Firms are reminded to:
- consider vendors, third-party providers, and other outsourcing arrangements and assess their weaknesses and the likelihood of the exploitation of such weaknesses
- review guidance papers such as ‘Principles for Sound Management of Operational Risk’ and ‘Principles for Operational Resilience’, both published in March 2021
- keep up to date with key regional trends on cyber security and promote education on cyber matters internally, including making cyber risk a Board level matter
You can read the full newsletter here. You can also read the ‘Principles for Sound Management of Operational Risk’ here and the ‘Principles for Operational Resilience’ here.

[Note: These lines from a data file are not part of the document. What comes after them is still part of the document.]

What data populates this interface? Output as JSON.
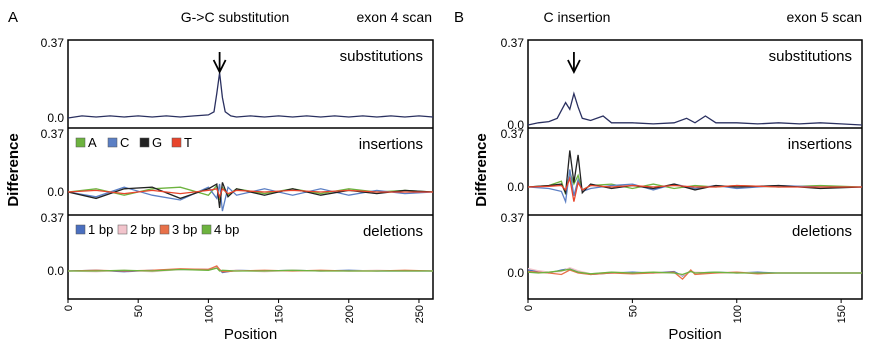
{
  "figure": {
    "ylabel": "Difference",
    "xlabel": "Position",
    "series_colors": {
      "A": "#6db33f",
      "C": "#5b7fc4",
      "G": "#222222",
      "T": "#e8452c"
    },
    "deletion_colors": {
      "1 bp": "#4a6fbf",
      "2 bp": "#f2c4cc",
      "3 bp": "#e8714a",
      "4 bp": "#6db33f"
    },
    "trace_color": "#2a3060"
  },
  "chart_data": [
    {
      "type": "line",
      "panel": "A",
      "title": "G->C substitution",
      "scan": "exon 4 scan",
      "xlabel": "Position",
      "ylabel": "Difference",
      "xlim": [
        0,
        260
      ],
      "xticks": [
        0,
        50,
        100,
        150,
        200,
        250
      ],
      "subplots": [
        {
          "name": "substitutions",
          "ylim": [
            0,
            0.37
          ],
          "yticks": [
            "0.37",
            "0.0"
          ],
          "annotation": "arrow at position 108",
          "series": [
            {
              "name": "substitution",
              "x": [
                0,
                10,
                20,
                30,
                40,
                50,
                60,
                70,
                80,
                90,
                100,
                104,
                106,
                108,
                110,
                112,
                116,
                120,
                130,
                140,
                150,
                160,
                170,
                180,
                190,
                200,
                210,
                220,
                230,
                240,
                250,
                260
              ],
              "y": [
                0.0,
                0.01,
                0.005,
                0.01,
                0.005,
                0.01,
                0.005,
                0.01,
                0.005,
                0.01,
                0.015,
                0.03,
                0.12,
                0.22,
                0.1,
                0.03,
                0.01,
                0.005,
                0.01,
                0.005,
                0.01,
                0.005,
                0.01,
                0.005,
                0.01,
                0.005,
                0.01,
                0.005,
                0.01,
                0.005,
                0.01,
                0.005
              ]
            }
          ]
        },
        {
          "name": "insertions",
          "ylim": [
            -0.2,
            0.37
          ],
          "yticks": [
            "0.37",
            "0.0"
          ],
          "legend": [
            "A",
            "C",
            "G",
            "T"
          ],
          "series": [
            {
              "name": "A",
              "x": [
                0,
                20,
                40,
                60,
                80,
                100,
                106,
                108,
                110,
                114,
                120,
                140,
                160,
                180,
                200,
                220,
                240,
                260
              ],
              "y": [
                0,
                0.02,
                -0.02,
                0.02,
                0.03,
                -0.02,
                0.04,
                -0.05,
                0.03,
                -0.02,
                0.02,
                -0.01,
                0.02,
                -0.01,
                0.02,
                0,
                0.01,
                0
              ]
            },
            {
              "name": "C",
              "x": [
                0,
                20,
                40,
                60,
                80,
                100,
                106,
                108,
                110,
                114,
                120,
                140,
                160,
                180,
                200,
                220,
                240,
                260
              ],
              "y": [
                0,
                -0.03,
                0.03,
                -0.02,
                -0.05,
                0.03,
                -0.04,
                0.05,
                -0.12,
                0.03,
                -0.02,
                0.02,
                -0.02,
                0.02,
                -0.02,
                0.01,
                -0.01,
                0
              ]
            },
            {
              "name": "G",
              "x": [
                0,
                20,
                40,
                60,
                80,
                100,
                106,
                108,
                110,
                114,
                120,
                140,
                160,
                180,
                200,
                220,
                240,
                260
              ],
              "y": [
                0,
                -0.04,
                0.02,
                0.03,
                -0.04,
                0.02,
                0.05,
                -0.1,
                0.06,
                -0.03,
                0.02,
                -0.02,
                0.02,
                -0.02,
                0.01,
                -0.01,
                0.01,
                0
              ]
            },
            {
              "name": "T",
              "x": [
                0,
                20,
                40,
                60,
                80,
                100,
                106,
                108,
                110,
                114,
                120,
                140,
                160,
                180,
                200,
                220,
                240,
                260
              ],
              "y": [
                0,
                0.01,
                -0.01,
                0.01,
                -0.01,
                0.01,
                0.02,
                -0.03,
                0.02,
                -0.01,
                0.01,
                0,
                0.01,
                0,
                0.01,
                0,
                0,
                0
              ]
            }
          ]
        },
        {
          "name": "deletions",
          "ylim": [
            -0.1,
            0.37
          ],
          "yticks": [
            "0.37",
            "0.0"
          ],
          "legend": [
            "1 bp",
            "2 bp",
            "3 bp",
            "4 bp"
          ],
          "series": [
            {
              "name": "1 bp",
              "x": [
                0,
                20,
                40,
                60,
                80,
                100,
                106,
                108,
                110,
                120,
                140,
                160,
                180,
                200,
                220,
                240,
                260
              ],
              "y": [
                0,
                0.005,
                -0.005,
                0.005,
                0.01,
                0.01,
                0.03,
                0.01,
                -0.01,
                0.005,
                0,
                0.005,
                0,
                0.005,
                0,
                0,
                0
              ]
            },
            {
              "name": "2 bp",
              "x": [
                0,
                20,
                40,
                60,
                80,
                100,
                106,
                108,
                110,
                120,
                140,
                160,
                180,
                200,
                220,
                240,
                260
              ],
              "y": [
                0,
                -0.005,
                0.005,
                -0.005,
                0.01,
                0.015,
                0.025,
                0.005,
                0,
                0.005,
                -0.005,
                0.005,
                0,
                0,
                0.005,
                0,
                0
              ]
            },
            {
              "name": "3 bp",
              "x": [
                0,
                20,
                40,
                60,
                80,
                100,
                106,
                108,
                110,
                120,
                140,
                160,
                180,
                200,
                220,
                240,
                260
              ],
              "y": [
                0,
                0.005,
                0,
                0.005,
                0.015,
                0.01,
                0.035,
                0.01,
                -0.005,
                0,
                0.005,
                0,
                0.005,
                0,
                0,
                0.005,
                0
              ]
            },
            {
              "name": "4 bp",
              "x": [
                0,
                20,
                40,
                60,
                80,
                100,
                106,
                108,
                110,
                120,
                140,
                160,
                180,
                200,
                220,
                240,
                260
              ],
              "y": [
                0,
                0,
                0.005,
                0,
                0.01,
                0.005,
                0.02,
                0,
                0.005,
                0,
                0,
                0.005,
                0,
                0,
                0,
                0,
                0
              ]
            }
          ]
        }
      ]
    },
    {
      "type": "line",
      "panel": "B",
      "title": "C insertion",
      "scan": "exon 5 scan",
      "xlabel": "Position",
      "ylabel": "Difference",
      "xlim": [
        0,
        160
      ],
      "xticks": [
        0,
        50,
        100,
        150
      ],
      "subplots": [
        {
          "name": "substitutions",
          "ylim": [
            0,
            0.37
          ],
          "yticks": [
            "0.37",
            "0.0"
          ],
          "annotation": "arrow at position 22",
          "series": [
            {
              "name": "substitution",
              "x": [
                0,
                5,
                10,
                14,
                18,
                20,
                22,
                24,
                26,
                30,
                36,
                40,
                50,
                60,
                70,
                76,
                80,
                85,
                90,
                100,
                110,
                120,
                130,
                140,
                150,
                160
              ],
              "y": [
                0.0,
                0.01,
                0.015,
                0.03,
                0.1,
                0.07,
                0.14,
                0.08,
                0.03,
                0.02,
                0.04,
                0.01,
                0.01,
                0.005,
                0.01,
                0.03,
                0.01,
                0.04,
                0.01,
                0.01,
                0.005,
                0.01,
                0.005,
                0.01,
                0.005,
                0.0
              ]
            }
          ]
        },
        {
          "name": "insertions",
          "ylim": [
            -0.15,
            0.37
          ],
          "yticks": [
            "0.37",
            "0.0"
          ],
          "series": [
            {
              "name": "A",
              "x": [
                0,
                10,
                16,
                18,
                20,
                22,
                24,
                26,
                30,
                40,
                50,
                60,
                70,
                80,
                90,
                100,
                120,
                140,
                160
              ],
              "y": [
                0,
                0.01,
                0.04,
                -0.05,
                0.1,
                0.02,
                0.08,
                -0.02,
                0.01,
                0.02,
                -0.01,
                0.02,
                -0.01,
                0.01,
                0,
                0.01,
                0,
                0.01,
                0
              ]
            },
            {
              "name": "C",
              "x": [
                0,
                10,
                16,
                18,
                20,
                22,
                24,
                26,
                30,
                40,
                50,
                60,
                70,
                80,
                90,
                100,
                120,
                140,
                160
              ],
              "y": [
                0,
                -0.01,
                -0.03,
                -0.1,
                0.12,
                -0.06,
                0.05,
                -0.03,
                -0.01,
                0.01,
                0.02,
                -0.02,
                0.02,
                -0.01,
                0.01,
                -0.01,
                0.01,
                0,
                0
              ]
            },
            {
              "name": "G",
              "x": [
                0,
                10,
                16,
                18,
                20,
                22,
                24,
                26,
                30,
                40,
                50,
                60,
                70,
                80,
                90,
                100,
                120,
                140,
                160
              ],
              "y": [
                0,
                0.01,
                0.02,
                -0.04,
                0.25,
                0.03,
                0.22,
                -0.04,
                0.02,
                -0.01,
                0.01,
                -0.01,
                0.02,
                -0.02,
                0.01,
                0,
                0.01,
                -0.01,
                0
              ]
            },
            {
              "name": "T",
              "x": [
                0,
                10,
                16,
                18,
                20,
                22,
                24,
                26,
                30,
                40,
                50,
                60,
                70,
                80,
                90,
                100,
                120,
                140,
                160
              ],
              "y": [
                0,
                0.005,
                0.01,
                -0.02,
                0.06,
                -0.1,
                0.03,
                -0.02,
                0.01,
                0,
                0.01,
                0,
                0.01,
                0,
                0,
                0.01,
                0,
                0,
                0
              ]
            }
          ]
        },
        {
          "name": "deletions",
          "ylim": [
            -0.1,
            0.37
          ],
          "yticks": [
            "0.37",
            "0.0"
          ],
          "series": [
            {
              "name": "1 bp",
              "x": [
                0,
                5,
                10,
                16,
                20,
                24,
                30,
                40,
                50,
                60,
                70,
                74,
                78,
                80,
                90,
                100,
                110,
                120,
                140,
                160
              ],
              "y": [
                0.02,
                0.01,
                0,
                0.02,
                0.03,
                0.01,
                -0.01,
                0,
                0.005,
                0,
                0.01,
                -0.02,
                0.015,
                0,
                0.005,
                0,
                0.005,
                0,
                0,
                0
              ]
            },
            {
              "name": "2 bp",
              "x": [
                0,
                5,
                10,
                16,
                20,
                24,
                30,
                40,
                50,
                60,
                70,
                74,
                78,
                80,
                90,
                100,
                110,
                120,
                140,
                160
              ],
              "y": [
                0.03,
                0.015,
                0.005,
                0.01,
                0.035,
                0.015,
                -0.005,
                0.005,
                0,
                0.005,
                0,
                -0.015,
                0.01,
                0.005,
                0,
                0.005,
                0,
                0,
                0,
                0
              ]
            },
            {
              "name": "3 bp",
              "x": [
                0,
                5,
                10,
                16,
                20,
                24,
                30,
                40,
                50,
                60,
                70,
                74,
                78,
                80,
                90,
                100,
                110,
                120,
                140,
                160
              ],
              "y": [
                0.01,
                0.005,
                0,
                -0.01,
                0.02,
                0,
                -0.01,
                0,
                -0.005,
                0,
                0.005,
                -0.04,
                0.02,
                -0.01,
                0,
                0.005,
                -0.005,
                0,
                0,
                0
              ]
            },
            {
              "name": "4 bp",
              "x": [
                0,
                5,
                10,
                16,
                20,
                24,
                30,
                40,
                50,
                60,
                70,
                74,
                78,
                80,
                90,
                100,
                110,
                120,
                140,
                160
              ],
              "y": [
                0.005,
                0,
                0.005,
                0.015,
                0.025,
                0.005,
                -0.005,
                0.005,
                0,
                0.005,
                0,
                -0.01,
                0.01,
                0,
                0.005,
                0,
                0,
                0,
                0,
                0
              ]
            }
          ]
        }
      ]
    }
  ]
}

German neobank, N26, has been fined €4.25m by the German financial services regulator for weak anti-money laundering practices following a ruling in July. The German regulator BaFin found fifty examples of late filings of suspicious activity reports from 2019 and 2020 and has directed the firm to implement internal safeguards by rectifying the deficiencies in IT monitoring and customer due diligence.
Firms are reminded to:
- ensure employees have comprehensive training on the identification and reporting of suspicious activity and transactions to the MLRO
- ensure suspicious activity reports are submitted to the FIU in a timely manner.